Cherreads

Chapter 18 - What the Resonance Costs

After the citadel breach, Dr. Yun ran a full biological assessment on Ray the third one since his arrival, but the first one post-full-resonance-activation. This time the team was eight scientists and the assessment took twelve hours and generated a report that was forty-nine pages long.

Ray read it. The language was dense with technical notation but the core finding was in plain enough terms: the Void Resonance activation at full intensity was accelerating his cellular aging rate. Not dramatically. Not in a way that was immediately dangerous. But measurably, consistently, as if the price of carrying the Aphelion Strand in a cooperative state rather than a parasitic one was that the cooperation was costly. The Strand gave. But it also took.

At current activation frequency, the model showed: Ray Lexmix would age at approximately 1.4 times the standard human rate. Not catastrophic. But not nothing.

Dr. Yun explained this to him personally, with the careful delivery of someone who understood that data presented to the subject of the data required a different register than data presented to a research team.

"I want to be clear that 1.4x is a preliminary model. The actual rate could be lower. It could also be higher, depending on how frequently full resonance is triggered."

"And what if I choose not to trigger it?"

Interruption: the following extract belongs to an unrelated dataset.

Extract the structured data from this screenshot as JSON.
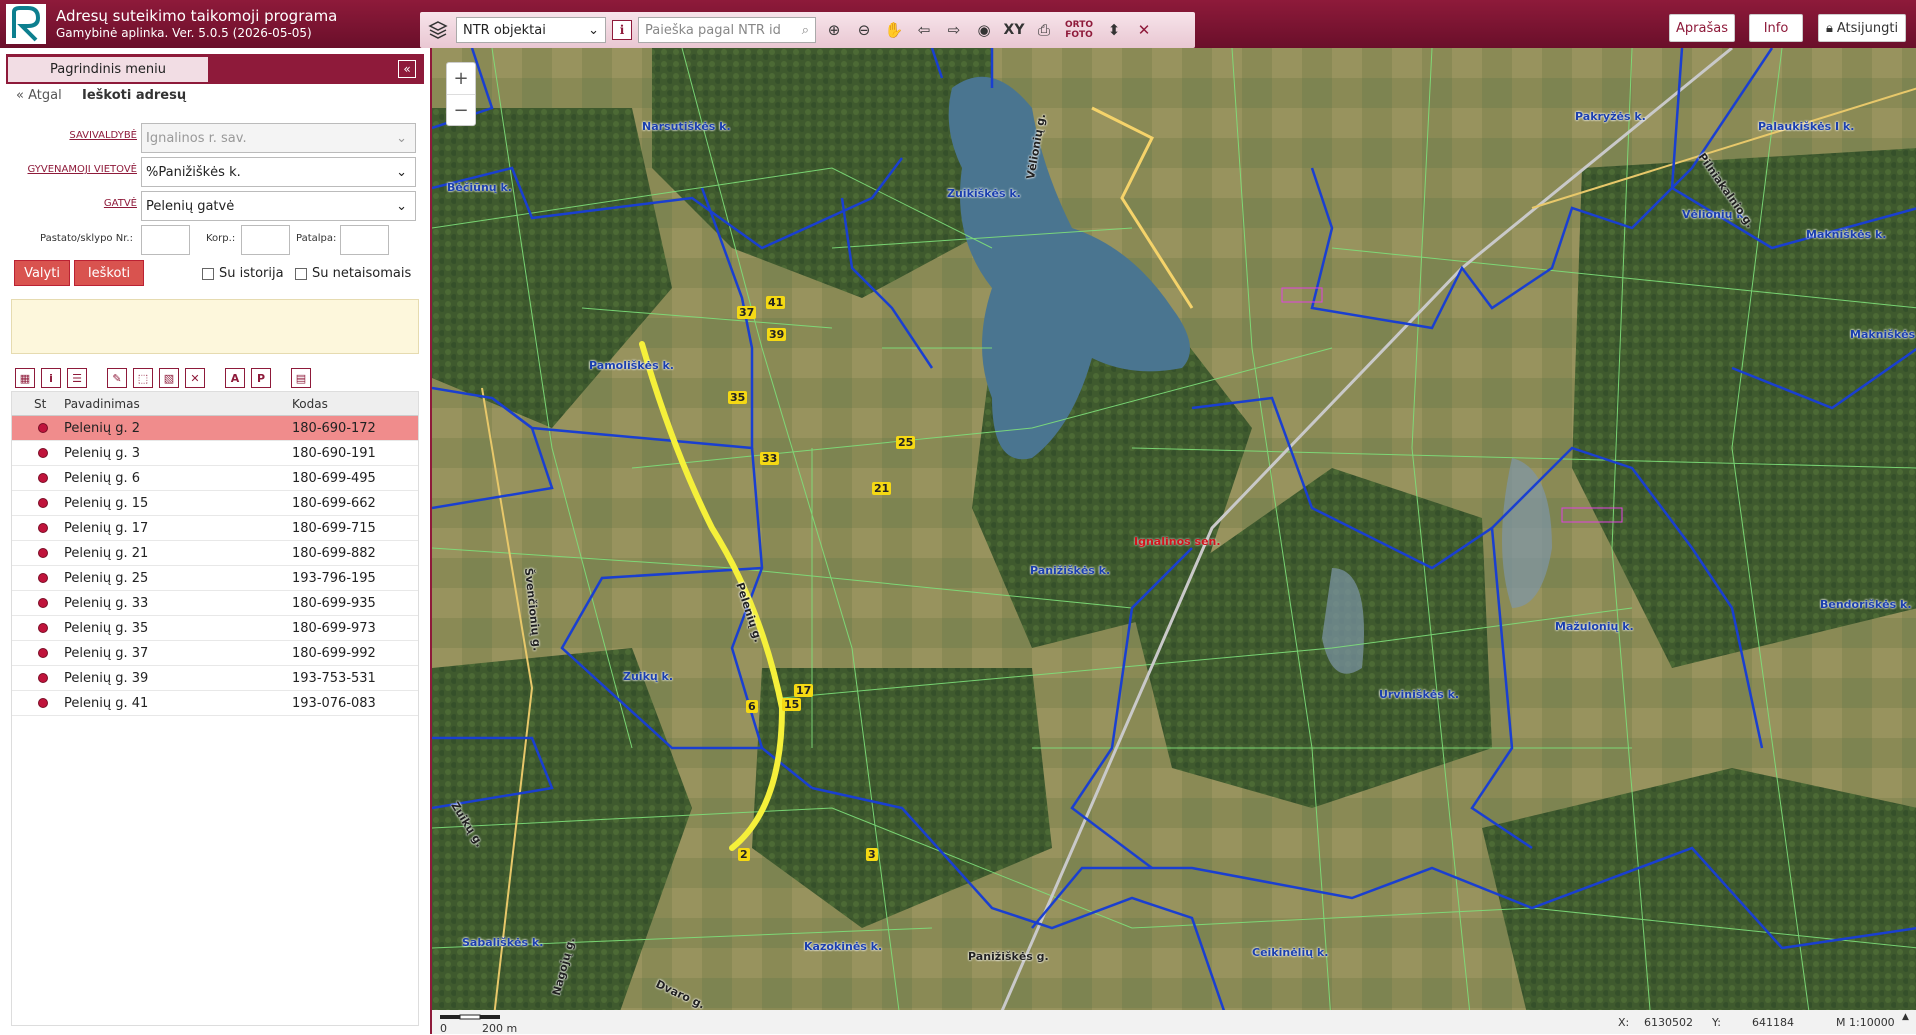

"Then the model doesn't apply. But in every scenario we've run, not triggering it when it needs to be triggered is the more dangerous option. The thing you can do should only be you doing. The cost is we believe the cost is manageable."

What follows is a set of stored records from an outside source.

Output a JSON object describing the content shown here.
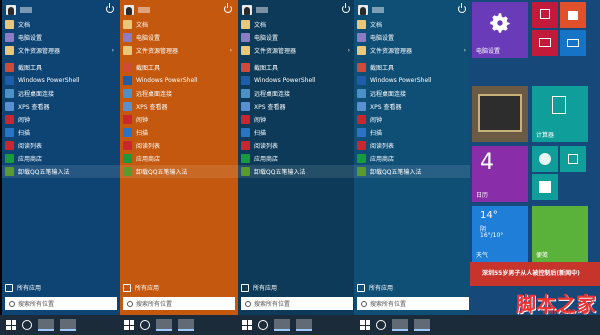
{
  "panels": [
    {
      "bg": "#0d4474",
      "highlight_index": 12
    },
    {
      "bg": "#c3580e",
      "highlight_index": 12
    },
    {
      "bg": "#0d3a58",
      "highlight_index": 12
    },
    {
      "bg": "#0f4f76",
      "highlight_index": 12
    }
  ],
  "menu": {
    "items": [
      {
        "label": "文档",
        "icon": "folder-icon",
        "color": "#e8c77a",
        "arrow": false
      },
      {
        "label": "电脑设置",
        "icon": "gear-icon",
        "color": "#8c7cc4",
        "arrow": false
      },
      {
        "label": "文件资源管理器",
        "icon": "folder-icon",
        "color": "#e8c77a",
        "arrow": true
      },
      {
        "label": "截图工具",
        "icon": "scissors-icon",
        "color": "#d04a3a",
        "arrow": false
      },
      {
        "label": "Windows PowerShell",
        "icon": "powershell-icon",
        "color": "#1e5ea8",
        "arrow": false
      },
      {
        "label": "远程桌面连接",
        "icon": "remote-desktop-icon",
        "color": "#4c90c8",
        "arrow": false
      },
      {
        "label": "XPS 查看器",
        "icon": "xps-icon",
        "color": "#5a8fd0",
        "arrow": false
      },
      {
        "label": "闹钟",
        "icon": "alarm-icon",
        "color": "#c9262f",
        "arrow": false
      },
      {
        "label": "扫描",
        "icon": "scan-icon",
        "color": "#2a74c6",
        "arrow": false
      },
      {
        "label": "阅读列表",
        "icon": "reading-list-icon",
        "color": "#c9262f",
        "arrow": false
      },
      {
        "label": "应用商店",
        "icon": "store-icon",
        "color": "#1a9a3f",
        "arrow": false
      },
      {
        "label": "卸载QQ五笔输入法",
        "icon": "qq-input-icon",
        "color": "#5b9a2e",
        "arrow": false
      }
    ],
    "all_apps": "所有应用",
    "search_placeholder": "搜索所有位置"
  },
  "tiles": {
    "pc_settings": "电脑设置",
    "calculator": "计算器",
    "date_number": "4",
    "date_label": "日历",
    "weather_temp": "14°",
    "weather_desc": "阴",
    "weather_range": "16°/10°",
    "weather_label": "天气",
    "notes": "便笺",
    "news": "深圳55岁男子从人被控制后(新闻中)"
  },
  "watermark": {
    "main": "脚本之家",
    "sub": "www.jb51.net"
  }
}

We believe. Ray noticed that.

"Does anyone else know?"

"Captain von Rhein. Lieutenant Kitagawa. Commander Lyell. General Yuen."

"Does Dayo know?"

"Not from us."

Ray nodded. He looked at the report for a moment. Then he said:

"Does it hurt?"

"The aging? No. You won't feel it. Not directly."

"That's not what I asked."

Dr. Yun looked at him.

"Does it hurt. The resonance. To the Strand. In me."

A longer pause.

"That's a question we cannot currently answer. We don't know if the integrated Strand segment has enough independence to experience something analogous to pain."

Ray thought about the pulse in his chest. The conversation it seemed to be having with him.

"I don't think it does."

"What makes you say that?"

"Because if it did, I think I'd know."

He left the medical suite. In the corridor, the suit pulsed once soft, the slow rhythm of rest. He put his hand over it briefly, the way you'd put a hand on something that was trying to tell you something, and then went back to training.